Elles... qui saignent rouge...
Et ce sera pas moi.
Alors je cours.
Ses pas derrière moi.
Il s’essouffle. Il court. Il court après son souffle.
Je cours plus vite que lui.
Et là...
Non, non, non...
Devant moi, un mur de brique.
Cul-de-sac.
Il rit.
Pendant un moment, ses yeux énormes me dévorent
et je chavire à l’intérieur.
Il détache la carabine de son dos et l’appuie sur le conteneur de déchets. Il avance.
Je suis piégée, acculée au pied du mur.
ÉRIC
Quoi? Qu’est-ce qu’y a?
ZOÉ
Je sais pas. J’ai eu très froid. D’un coup. Il y a quelque chose... par là.
ÉRIC
Viens. Faut qu’on parte d’ici.
SARA
Il avance.
« Viens ici. Viens ici que je te voie », qu’il dit.
L’asphalte froid,
son haleine de fumée, son odeur –
Quand il arrive tout près de moi, je le pousse
très fort
il est surpris et il vacille
quelques secondes
mais c’est tout ce que ça prend pour que je puisse m’éloigner de lui.
En prenant sa carabine.
Il me suit
mais dans la rue
entre les voitures abandonnées
je me cache et je l’attends.
C’est à mon tour.
C’est moi qui le traque.
C’est moi qui le chasse.
Mon tour maintenant.
Il cherche, il rugit.
« Viens ici, mon estie de bitch. C’t’à moé, le gun. »
Je vois son dos.
Je mets la carabine en joue, j’enlève le frein et je tire.
Il hurle.
Il se tourne vers moi. Je tire encore. Il tombe.
ZOÉ
D’où ça vient?
ÉRIC
Par là. Viens!
SARA
« Mon estie de chienne sale », qu’il dit.
Le sang sur ses mains qui tiennent son ventre, son chandail sale.
« J’vas te trouver, ma tabarnak. Crois-moi, j’vas te trouver pis tu vas payer pour ça »
Je le regarde saigner.
Saigner rouge.
Impossible de pas regarder.
Il essaie de se lever, il appuie sur les voitures, il saigne encore plus.
Le canon de la carabine, pointé sur lui.
Les yeux de Sara, ses yeux à elle qui me supplient.
Les yeux de l’homme sur la photo dans la poche du manteau.
Mon ventre se serre,
ma tête élance
il me pousse des crocs
il me pousse des griffes
mais
mon pouls ralentit.
Je suis lucide
tout à fait calme.
Je tire.
Une dernière fois.
Il retombe
entre les voitures
comme un débris, comme un déchet.
Un loup mort.
L’HOMME
Je marche. Je barre des jours sur le calendrier quand le soleil se couche.
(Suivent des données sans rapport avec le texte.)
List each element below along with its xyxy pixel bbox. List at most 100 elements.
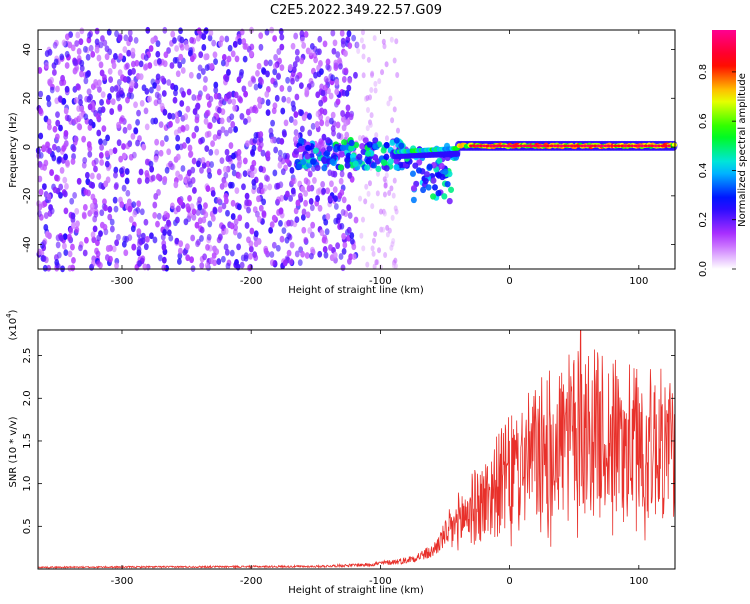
spectrogram-cell (92, 225, 98, 233)
spectrogram-cell (66, 115, 72, 122)
spectrogram-cell (96, 86, 102, 93)
spectrogram-cell (124, 168, 130, 175)
spectrogram-cell (549, 144, 554, 148)
spectrogram-cell (335, 242, 341, 250)
spectrogram-cell (276, 48, 282, 55)
spectrogram-cell (573, 144, 577, 148)
spectrogram-cell (386, 100, 391, 107)
spectrogram-cell (375, 170, 380, 177)
spectrogram-cell (176, 258, 182, 265)
spectrogram-cell (327, 195, 333, 203)
colorbar-ticks: 0.0 0.2 0.4 0.6 0.8 (698, 64, 736, 277)
spectrogram-cell (85, 53, 91, 61)
spectrogram-cell (204, 110, 210, 117)
spectrogram-cell (392, 106, 397, 113)
spectrogram-cell (125, 62, 130, 70)
spectrogram-cell (640, 144, 644, 148)
spectrogram-cell (650, 144, 655, 148)
spectrogram-cell (383, 182, 388, 189)
spectrogram-cell (150, 37, 156, 45)
spectrogram-cell (569, 144, 574, 148)
spectrogram-cell (667, 144, 671, 148)
spectrogram-cell (184, 124, 190, 131)
spectrogram-cell (46, 100, 52, 108)
spectrogram-cell (509, 144, 513, 148)
spectrogram-cell (365, 158, 372, 165)
spectrogram-cell (62, 233, 68, 240)
spectrogram-cell (99, 159, 105, 166)
spectrogram-cell (211, 116, 217, 123)
spectrogram-cell (442, 168, 449, 175)
spectrogram-cell (144, 177, 150, 184)
spectrogram-cell (372, 137, 379, 144)
spectrogram-cell (283, 119, 289, 127)
spectrogram-cell (181, 90, 186, 98)
spectrogram-cell (360, 148, 367, 155)
spectrogram-cell (136, 249, 142, 257)
spectrogram-cell (144, 87, 150, 95)
spectrogram-cell (114, 262, 119, 270)
spectrogram-cell (366, 56, 371, 63)
spectrogram-cell (294, 250, 300, 258)
spectrogram-cell (113, 53, 118, 60)
spectrogram-cell (271, 107, 277, 115)
spectrogram-cell (298, 137, 305, 144)
snr-series-line (37, 329, 676, 570)
spectrogram-cell (72, 191, 78, 199)
spectrogram-cell (104, 160, 110, 168)
spectrogram-cell (338, 62, 343, 70)
spectrogram-cell (295, 133, 300, 140)
spectrogram-x-ticks: -300 -200 -100 0 100 (111, 30, 648, 287)
spectrogram-cell (148, 45, 154, 52)
spectrogram-cell (46, 193, 52, 201)
spectrogram-cell (268, 127, 274, 135)
spectrogram-cell (233, 91, 239, 99)
spectrogram-cell (47, 147, 53, 155)
spectrogram-cell (290, 42, 296, 50)
spectrogram-cell (319, 83, 325, 91)
spectrogram-cell (409, 170, 416, 177)
spectrogram-cell (657, 144, 661, 148)
spectrogram-cell (133, 127, 139, 134)
spectrogram-cell (265, 150, 271, 158)
spectrogram-cell (330, 170, 336, 178)
spectrogram-cell (284, 236, 290, 244)
spectrogram-x-axis-label: Height of straight line (km) (288, 285, 424, 296)
spectrogram-cell (357, 135, 362, 142)
spectrogram-cell (186, 169, 192, 177)
spectrogram-cell (205, 185, 211, 192)
spectrogram-cell (502, 144, 507, 148)
spectrogram-cell (131, 201, 137, 209)
spectrogram-cell (292, 119, 298, 126)
spectrogram-cell (253, 106, 259, 114)
x-tick-label: -100 (369, 576, 392, 587)
spectrogram-cell (274, 183, 279, 190)
spectrogram-cell (69, 197, 75, 205)
spectrogram-cell (170, 112, 176, 120)
spectrogram-cell (63, 130, 69, 137)
spectrogram-cell (154, 138, 160, 146)
spectrogram-cell (267, 59, 273, 67)
spectrogram-cell (371, 237, 376, 244)
spectrogram-cell (253, 83, 259, 91)
spectrogram-cell (216, 258, 222, 265)
spectrogram-cell (133, 36, 139, 44)
spectrogram-cell (292, 61, 298, 68)
spectrogram-cell (182, 248, 188, 256)
spectrogram-cell (372, 35, 377, 42)
spectrogram-cell (365, 94, 370, 101)
spectrogram-cell (79, 70, 84, 78)
spectrogram-cell (355, 41, 360, 48)
spectrogram-cell (337, 164, 344, 171)
spectrogram-cell (237, 214, 243, 222)
spectrogram-cell (315, 91, 321, 99)
spectrogram-cell (603, 144, 608, 148)
spectrogram-cell (121, 240, 127, 248)
spectrogram-cell (131, 243, 137, 251)
spectrogram-cell (109, 218, 115, 226)
spectrogram-cell (188, 47, 194, 54)
spectrogram-cell (46, 123, 52, 131)
spectrogram-cell (101, 125, 107, 132)
spectrogram-cell (282, 259, 288, 267)
spectrogram-cell (119, 201, 125, 209)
Je suis fatigué.
Fatigué mort.
À l’intérieur d’un garage, il y a une vieille Mustang sous une toile grise. Je me glisse dans Mustang. Je me laisse envelopper par l’odeur de cuir. J’aime ça les autos. Surtout les belles autos comme ça.
Une Mustang rouge. J’en ai toujours voulu une. Une rouge ou une noire.
C’est bien, noir, pour une auto. C’est classique, noir.
Dans la Mustang, personne peut me voir.
Dans le coffre à gants, il y a un bâton de rouge à lèvre. Je le serre fort dans ma main et des
images apparaissent derrière mes yeux : un enfant blond sur une balançoire.
Un chat qui s’étire sur le bord d’une fenêtre.
Marcher dans une tempête de neige
Des cheveux blonds dans le visage
Une odeur de soufre et tousser, tousser
Des doigts portés à une bouche, des
doigts qui se couvrent de sang noir et de rouge à lèvres. Des images, tellement d’images,
un album photo de la fin... et le bruit des vagues.
Les loups passent par petits groupes dans les rues vides. Ils se dirigent vers le ventre de la
ville pour se rassembler en grandes meutes. Je barre des jours sur le calendrier. J’attends.
Un matin de silence, je sors de ma cachette. Les feuilles tombent. Le sol est couvert de
feuilles. Je remonte la fermeture éclair de mon manteau. Je pars.
Je m’éloigne des choses que je connais, des maisons silencieuses, de la Mustang rouge
dans le garage, de la ville. Tout autour, ça sent la fin et la pluie. Et devant moi : la route.
C’est pas ici que je m’arrête.
Parce que plus loin, sur ma route, il y a vous.